Let’s walk through an example of some metrics we use to analyze. From the investor’s side, I often look at headcount on top of sales in order to get started. Average cost per head should drop as development scales, and maintenance costs are optimized. Then, you target calculations of churn and renewal rates and see how dollars spent on sales versus R&D cost curves eventually intersect. Once they intersect, that means you have a mature product and can focus on going to market and sales. That’s where a company really becomes growth stage. Those signs are what aid investors in justifying different scales of valuations.
In the population of companies with which you work, are the majority in an indefinite status, wherein they’re still private and don’t have a clear path? Which proportion is more prepared to exit?
Thomas: It often depends on the size of the company. Some businesses have been around for close to a decade and aren’t prepared to go public, so M&A is the likelier option. A few are positioned for loss. Many of our smaller companies with the option of going public realize how onerous that shift can be (e.g. undergoing audits and the additional scrutiny of their financials). Those may opt to remain private. Some enterprises will always have an exit on their mind, which is usually the case for the Bay Area based companies with which we work, especially since they typically raise plenty of VC.
Are there other topics you’d like to address, or any responses you’d wish to expand upon?
Thomas: For those companies that can sustain themselves for longer periods of time without financing, there can be significantly less stress, and they can focus on their core business. After all, raising large rounds is complex and has tradeoffs. At what rights and preferences are you going to take on equity, and how will that dilute your current shareholders? If the funding can’t come through at the valuation you want, what is your response going to be? When you’re public, you have ups and downs and your performance is all over the place, but for private companies, they have not yet had that counterpart, public market experience. There are competing interests in and for any company, and you must have a solid plan in place to justify significant fundraises, as well as obtain them in the end.
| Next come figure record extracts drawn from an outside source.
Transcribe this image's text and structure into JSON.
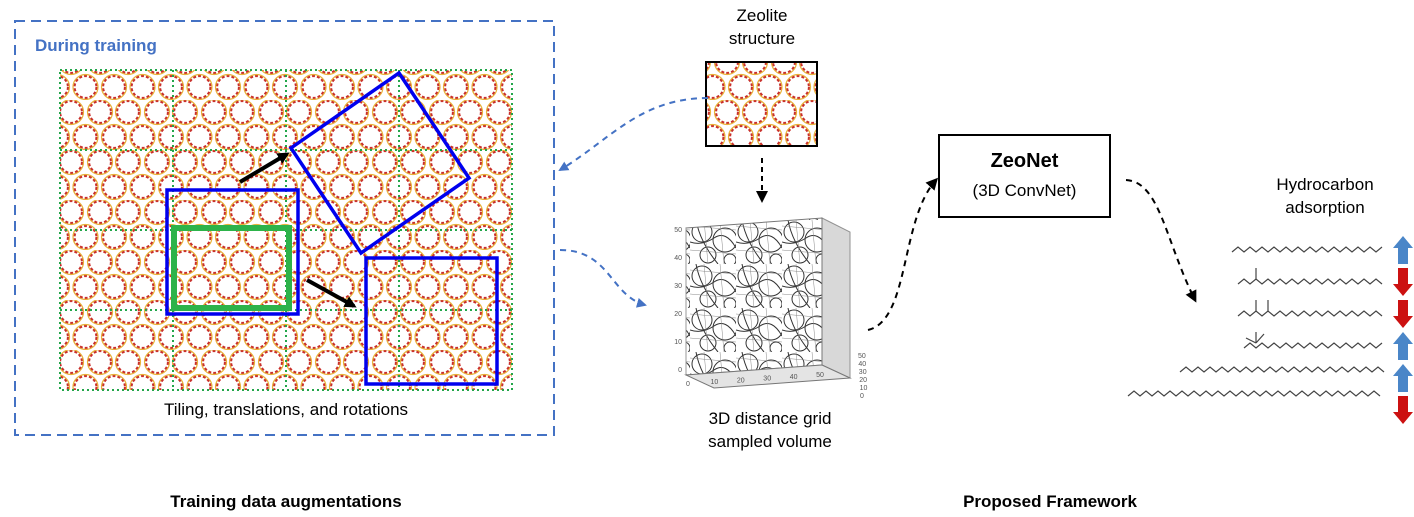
{
  "left_panel": {
    "header": "During training",
    "caption": "Tiling, translations, and rotations",
    "section_title": "Training data augmentations"
  },
  "zeolite": {
    "line1": "Zeolite",
    "line2": "structure"
  },
  "grid_volume": {
    "line1": "3D distance grid",
    "line2": "sampled volume",
    "y_ticks": [
      "0",
      "10",
      "20",
      "30",
      "40",
      "50"
    ],
    "x_ticks": [
      "0",
      "10",
      "20",
      "30",
      "40",
      "50"
    ],
    "z_ticks": [
      "0",
      "10",
      "20",
      "30",
      "40",
      "50"
    ]
  },
  "model": {
    "name": "ZeoNet",
    "subtitle": "(3D ConvNet)"
  },
  "output": {
    "line1": "Hydrocarbon",
    "line2": "adsorption",
    "rows": [
      {
        "direction": "up",
        "color": "#4a86c8"
      },
      {
        "direction": "down",
        "color": "#cc1111"
      },
      {
        "direction": "down",
        "color": "#cc1111"
      },
      {
        "direction": "up",
        "color": "#4a86c8"
      },
      {
        "direction": "up",
        "color": "#4a86c8"
      },
      {
        "direction": "down",
        "color": "#cc1111"
      }
    ]
  },
  "right_section_title": "Proposed Framework",
  "colors": {
    "dashed_frame": "#4472c4",
    "header_blue": "#4472c4",
    "tile_grid": "#22a64a",
    "crop_box": "#0000ee",
    "green_box": "#2db34a",
    "oxygen_red": "#c62020",
    "silicon_gold": "#e8b23a"
  }
}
Stan: Successful companies and investors understand that firms are really backing management, particularly at the early stage. Management teams need to be coachable and able to react and pivot. At the growth stage, you’re investing in the management team’s ability to articulate and execute a growth plan. You need to be able to answer not only all the questions your existing investors may have, but also what questions new investors coming into a round may have of both the management team and extant investors. New VC firms should also look for these signs, as they are hallmarks of quality management teams.